Adaware - This is available at http://www.lavasoft.com/. This is a free for personal use program but they also have paid versions with more features. The program is fairly straight forward and will prompt you to get updates periodically. It can only be run manually and does not provide and real time protection, only removal. 
Spybot Search and Destroy - Available at http://www.safer-networking.org/en/download/index.html this program was one of the first free anti-spyware programs and still one of the best. Use the immunize feature to help protect against new infections.
Microsoft Anti-spyware 'Windows Defender'- It is free and is available at http://www.microsoft.com/downloads/details.aspx?FamilyID=435bfce7-da2b-4a6a-afa4-f7f14e605a0d&displaylang=en.   It works with Windows XP. It is installed by default in Vista and Windows 7.

Paid:

Webroot Spy Sweeper - Currently the highest rated anti-spyware program will do a free scan of your system by going to http://www.webroot.com/. The free scan will only identify problems, not fix them. You can purchase a copy of the program to provide protection against new attacks. It lists for under $30.

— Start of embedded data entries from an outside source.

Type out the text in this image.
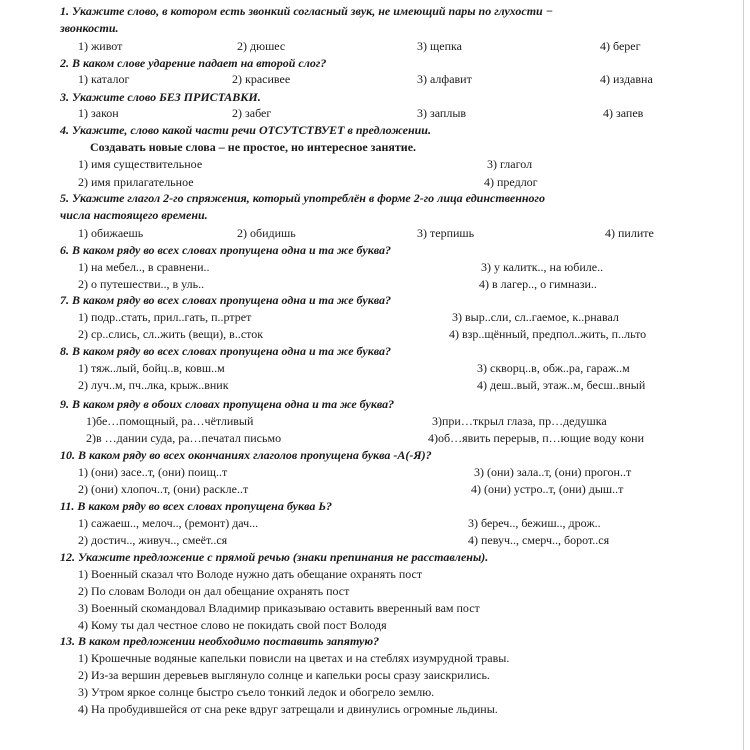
1. Укажите слово, в котором есть звонкий согласный звук, не имеющий пары по глухости −
звонкости.
1) живот	2) дюшес	3) щепка	4) берег
2. В каком слове ударение падает на второй слог?
1) каталог	2) красивее	3) алфавит	4) издавна
3. Укажите слово БЕЗ ПРИСТАВКИ.
1) закон	2) забег	3) заплыв	4) запев
4. Укажите, слово какой части речи ОТСУТСТВУЕТ в предложении.
Создавать новые слова – не простое, но интересное занятие.
1) имя существительное	3) глагол
2) имя прилагательное	4) предлог
5. Укажите глагол 2-го спряжения, который употреблён в форме 2-го лица единственного
числа настоящего времени.
1) обижаешь	2) обидишь	3) терпишь	4) пилите
6. В каком ряду во всех словах пропущена одна и та же буква?
1) на мебел.., в сравнени..	3) у калитк.., на юбиле..
2) о путешестви.., в уль..	4) в лагер.., о гимнази..
7. В каком ряду во всех словах пропущена одна и та же буква?
1) подр..стать, прил..гать, п..ртрет	3) выр..сли, сл..гаемое, к..рнавал
2) ср..слись, сл..жить (вещи), в..сток	4) взр..щённый, предпол..жить, п..льто
8. В каком ряду во всех словах пропущена одна и та же буква?
1) тяж..лый, бойц..в, ковш..м	3) скворц..в, обж..ра, гараж..м
2) луч..м, пч..лка, крыж..вник	4) деш..вый, этаж..м, бесш..вный
9. В каком ряду в обоих словах пропущена одна и та же буква?
1)бе…помощный, ра…чётливый	3)при…ткрыл глаза, пр…дедушка
2)в …дании суда, ра…печатал письмо	4)об…явить перерыв, п…ющие воду кони
10. В каком ряду во всех окончаниях глаголов пропущена буква -А(-Я)?
1) (они) засе..т, (они) поищ..т	3) (они) зала..т, (они) прогон..т
2) (они) хлопоч..т, (они) раскле..т	4) (они) устро..т, (они) дыш..т
11. В каком ряду во всех словах пропущена буква Ь?
1) сажаеш.., мелоч.., (ремонт) дач...	3) береч.., бежиш.., дрож..
2) достич.., живуч.., смеёт..ся	4) певуч.., смерч.., борот..ся
12. Укажите предложение с прямой речью (знаки препинания не расставлены).
1) Военный сказал что Володе нужно дать обещание охранять пост
2) По словам Володи он дал обещание охранять пост
3) Военный скомандовал Владимир приказываю оставить вверенный вам пост
4) Кому ты дал честное слово не покидать свой пост Володя
13. В каком предложении необходимо поставить запятую?
1) Крошечные водяные капельки повисли на цветах и на стеблях изумрудной травы.
2) Из-за вершин деревьев выглянуло солнце и капельки росы сразу заискрились.
3) Утром яркое солнце быстро съело тонкий ледок и обогрело землю.
4) На пробудившейся от сна реке вдруг затрещали и двинулись огромные льдины.
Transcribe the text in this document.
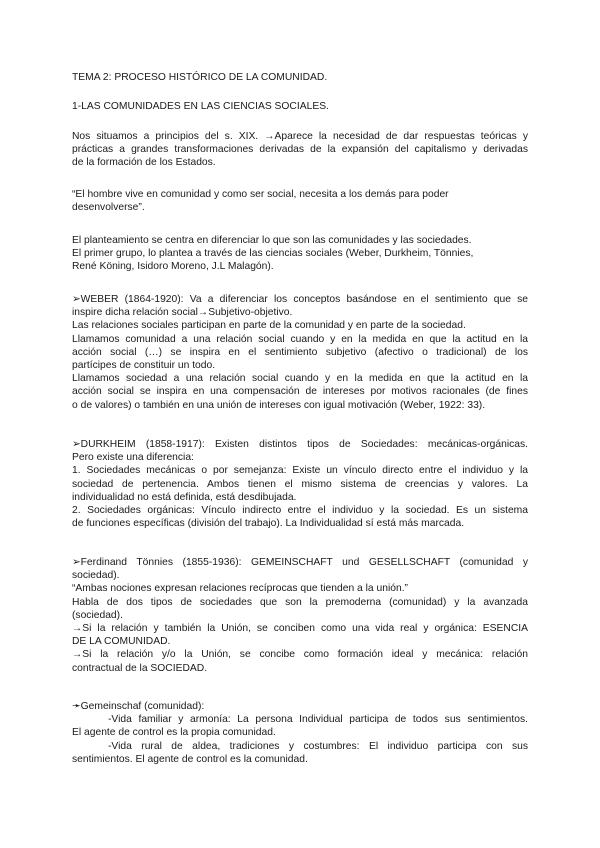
TEMA 2: PROCESO HISTÓRICO DE LA COMUNIDAD.

1-LAS COMUNIDADES EN LAS CIENCIAS SOCIALES.

Nos situamos a principios del s. XIX. →Aparece la necesidad de dar respuestas teóricas y
prácticas a grandes transformaciones derivadas de la expansión del capitalismo y derivadas
de la formación de los Estados.

“El hombre vive en comunidad y como ser social, necesita a los demás para poder
desenvolverse”.

El planteamiento se centra en diferenciar lo que son las comunidades y las sociedades.
El primer grupo, lo plantea a través de las ciencias sociales (Weber, Durkheim, Tönnies,
René Köning, Isidoro Moreno, J.L Malagón).

➢WEBER (1864-1920): Va a diferenciar los conceptos basándose en el sentimiento que se
inspire dicha relación social→Subjetivo-objetivo.
Las relaciones sociales participan en parte de la comunidad y en parte de la sociedad.
Llamamos comunidad a una relación social cuando y en la medida en que la actitud en la
acción social (…) se inspira en el sentimiento subjetivo (afectivo o tradicional) de los
partícipes de constituir un todo.
Llamamos sociedad a una relación social cuando y en la medida en que la actitud en la
acción social se inspira en una compensación de intereses por motivos racionales (de fines
o de valores) o también en una unión de intereses con igual motivación (Weber, 1922: 33).

➢DURKHEIM (1858-1917): Existen distintos tipos de Sociedades: mecánicas-orgánicas.
Pero existe una diferencia:
1. Sociedades mecánicas o por semejanza: Existe un vínculo directo entre el individuo y la
sociedad de pertenencia. Ambos tienen el mismo sistema de creencias y valores. La
individualidad no está definida, está desdibujada.
2. Sociedades orgánicas: Vínculo indirecto entre el individuo y la sociedad. Es un sistema
de funciones específicas (división del trabajo). La Individualidad sí está más marcada.

➢Ferdinand Tönnies (1855-1936): GEMEINSCHAFT und GESELLSCHAFT (comunidad y
sociedad).
“Ambas nociones expresan relaciones recíprocas que tienden a la unión.”
Habla de dos tipos de sociedades que son la premoderna (comunidad) y la avanzada
(sociedad).
→Si la relación y también la Unión, se conciben como una vida real y orgánica: ESENCIA
DE LA COMUNIDAD.
→Si la relación y/o la Unión, se concibe como formación ideal y mecánica: relación
contractual de la SOCIEDAD.

➛Gemeinschaf (comunidad):
-Vida familiar y armonía: La persona Individual participa de todos sus sentimientos.
El agente de control es la propia comunidad.
-Vida rural de aldea, tradiciones y costumbres: El individuo participa con sus
sentimientos. El agente de control es la comunidad.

9. Be Aware of Phishing Scams Phishing is the art of getting you to give up personal information by sending you an e-mail that purports to be from your bank, your stock brokerage or e-bay/Paypal. They usually tell you they are doing a security check of some sort and want you to go to their website and update your information such as account name/number, password, social security number and so forth. When you click on the link in the message it takes you to a website that looks identical to the providers website. However it is not actually the website you think you are on. The information you supply is then used for identity theft or to drain your accounts. Your bank or other account providers will never ask you for this kind of information, they already have it. If in doubt about any correspondence you receive from a financial institution go to their website by typing it in, don't use the link in the e-mail. It is also a good idea when you are on a website that has your personal information (banking, web stores, e-mail) to check for the lock symbol in the lower right hand corner or on the address bar to be sure you are on a secure page or you can look at the address of the site and see that it starts with https://.

10. Check your security Microsoft now offers Microsoft Safety Scanner which will check your system for viruses and threats as well as general performance issues. This is a free online check and could be a good starting point for a security review.